Emma sortit une longue robe beige et un gilet légèrement plus rose. Le temps commençait à sa rafraîchir, même s’il faisait toujours chaud. Dès qu’on eut fini, elle me conduit jusqu’à l’armurerie. Son mari faisait partie de la garde impériale, ce qui lui donnait l’autorisation de s’occuper du matériel militaire. On marcha pendant environ vingt minutes, l’armurerie étant de l’autre côté du château. Quand on arriva, Orlane était présente, à s’occuper des épées. Je fus époustouflée par tout le matériel présent. Cette pièce était immense. Bien plus grande que ma chambre. En même temps, il y avait beaucoup de soldats dans la garde impériale. Les épées étaient accrochées au mur et sur certains présentoirs, il y avait diverses armures.


— Orlane, l’Impératrice aimerait discuter avec toi, l’interpella Emma.

— Majesté, répondit Orlane d’une révérence. Que puis-je pour vous ?

— Tu nous laisses Emma ?

— Bien sûr.

— Cette salle est incroyable, commentais-je peu après le départ d’Emma.

— Vous n’étiez jamais venue, Majesté ? me demanda-t-elle nerveusement.

— Non, ni avant le départ de ma mère, ni après. Dites-moi, tout va bien ? Vous semblez… sur vos gardes.

— Tout va bien, Majesté, répondit-elle avec un manque de confiance évident.

— Auriez-vous peur que je découvre que votre famille vous croit disparu ?

— Et bien…

— Ne vous inquiétez pas, Madame, je suis juste là pour discuter. Où pouvons-nous nous asseoir ?

— Juste ici.


Je la suivis en silence et on s’assit toutes les deux sur l’un des deux bancs de l’armurerie.


— Je le sais parce que j’ai demandé aux habitants d’inscrire sur une liste toutes les personnes disparues, suite à la découverte des cadavres. Ce matin, Emma regardait la liste et elle a reconnu votre nom.


Orlane regardait ses pieds, l’air fautif.

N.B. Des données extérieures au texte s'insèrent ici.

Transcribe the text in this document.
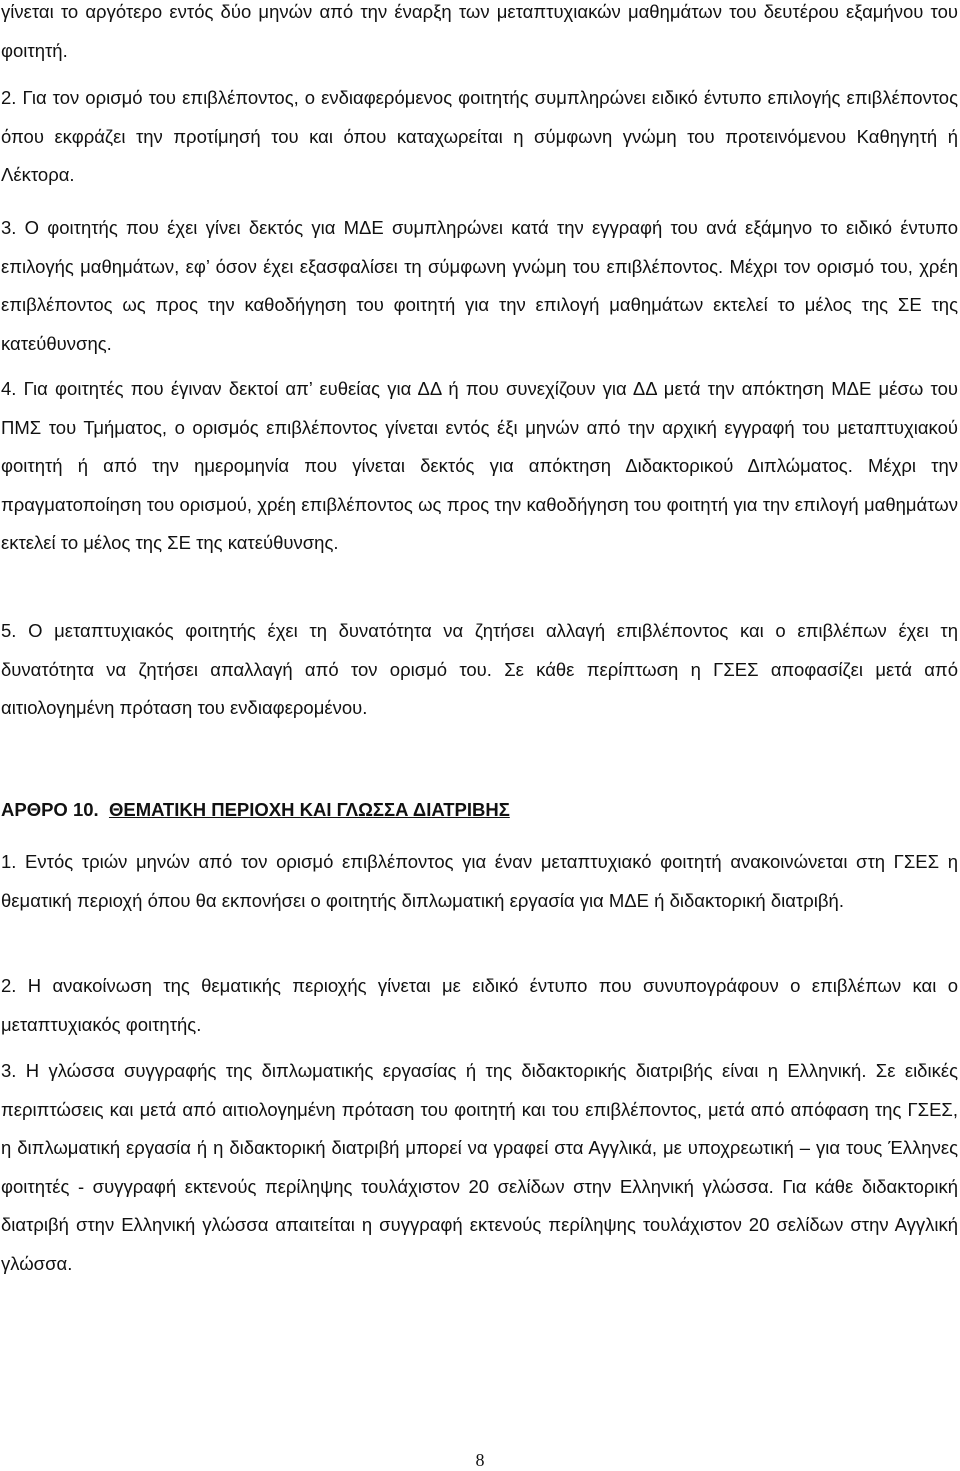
γίνεται το αργότερο εντός δύο μηνών από την έναρξη των μεταπτυχιακών μαθημάτων του δευτέρου εξαμήνου του φοιτητή.

2. Για τον ορισμό του επιβλέποντος, ο ενδιαφερόμενος φοιτητής συμπληρώνει ειδικό έντυπο επιλογής επιβλέποντος όπου εκφράζει την προτίμησή του και όπου καταχωρείται η σύμφωνη γνώμη του προτεινόμενου Καθηγητή ή Λέκτορα.

3. Ο φοιτητής που έχει γίνει δεκτός για ΜΔΕ συμπληρώνει κατά την εγγραφή του ανά εξάμηνο το ειδικό έντυπο επιλογής μαθημάτων, εφ’ όσον έχει εξασφαλίσει τη σύμφωνη γνώμη του επιβλέποντος. Μέχρι τον ορισμό του, χρέη επιβλέποντος ως προς την καθοδήγηση του φοιτητή για την επιλογή μαθημάτων εκτελεί το μέλος της ΣΕ της κατεύθυνσης.

4. Για φοιτητές που έγιναν δεκτοί απ’ ευθείας για ΔΔ ή που συνεχίζουν για ΔΔ μετά την απόκτηση ΜΔΕ μέσω του ΠΜΣ του Τμήματος, ο ορισμός επιβλέποντος γίνεται εντός έξι μηνών από την αρχική εγγραφή του μεταπτυχιακού φοιτητή ή από την ημερομηνία που γίνεται δεκτός για απόκτηση Διδακτορικού Διπλώματος. Μέχρι την πραγματοποίηση του ορισμού, χρέη επιβλέποντος ως προς την καθοδήγηση του φοιτητή για την επιλογή μαθημάτων εκτελεί το μέλος της ΣΕ της κατεύθυνσης.

5. Ο μεταπτυχιακός φοιτητής έχει τη δυνατότητα να ζητήσει αλλαγή επιβλέποντος και ο επιβλέπων έχει τη δυνατότητα να ζητήσει απαλλαγή από τον ορισμό του. Σε κάθε περίπτωση η ΓΣΕΣ αποφασίζει μετά από αιτιολογημένη πρόταση του ενδιαφερομένου.

ΑΡΘΡΟ 10. ΘΕΜΑΤΙΚΗ ΠΕΡΙΟΧΗ ΚΑΙ ΓΛΩΣΣΑ ΔΙΑΤΡΙΒΗΣ

1. Εντός τριών μηνών από τον ορισμό επιβλέποντος για έναν μεταπτυχιακό φοιτητή ανακοινώνεται στη ΓΣΕΣ η θεματική περιοχή όπου θα εκπονήσει ο φοιτητής διπλωματική εργασία για ΜΔΕ ή διδακτορική διατριβή.

2. Η ανακοίνωση της θεματικής περιοχής γίνεται με ειδικό έντυπο που συνυπογράφουν ο επιβλέπων και ο μεταπτυχιακός φοιτητής.

3. Η γλώσσα συγγραφής της διπλωματικής εργασίας ή της διδακτορικής διατριβής είναι η Ελληνική. Σε ειδικές περιπτώσεις και μετά από αιτιολογημένη πρόταση του φοιτητή και του επιβλέποντος, μετά από απόφαση της ΓΣΕΣ, η διπλωματική εργασία ή η διδακτορική διατριβή μπορεί να γραφεί στα Αγγλικά, με υποχρεωτική – για τους Έλληνες φοιτητές - συγγραφή εκτενούς περίληψης τουλάχιστον 20 σελίδων στην Ελληνική γλώσσα. Για κάθε διδακτορική διατριβή στην Ελληνική γλώσσα απαιτείται η συγγραφή εκτενούς περίληψης τουλάχιστον 20 σελίδων στην Αγγλική γλώσσα.

8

— Avant que vous ne m’expliquiez pourquoi, je tiens à vous dire qui si vous ne souhaitez pas que je prévienne votre famille, je ne le ferais pas.

— Vraiment ? demanda-t-elle en relevant la tête. Vous feriez ça ?

— Bien sûr.

— Ça fait vingt et un ans que je suis partie de chez moi sans un mot. Je n’avais que dix-sept ans. Je vivais avec mon oncle et mes cousines à l’époque. Ma mère est décédée en couche et mon père s’est suicidé peu de temps après. J’ai vécu avec un oncle violent depuis ma naissance. J’étais un peu comme leurs esclaves. Ma tante prenait souvent ma défense, mais elle est morte, elle aussi, quand j’ai eu douze ans. C’est pour ça que je me suis enfui de chez moi, et votre père m’a gentiment accepté. C’est ainsi que je suis devenue une domestique de votre famille, Majesté.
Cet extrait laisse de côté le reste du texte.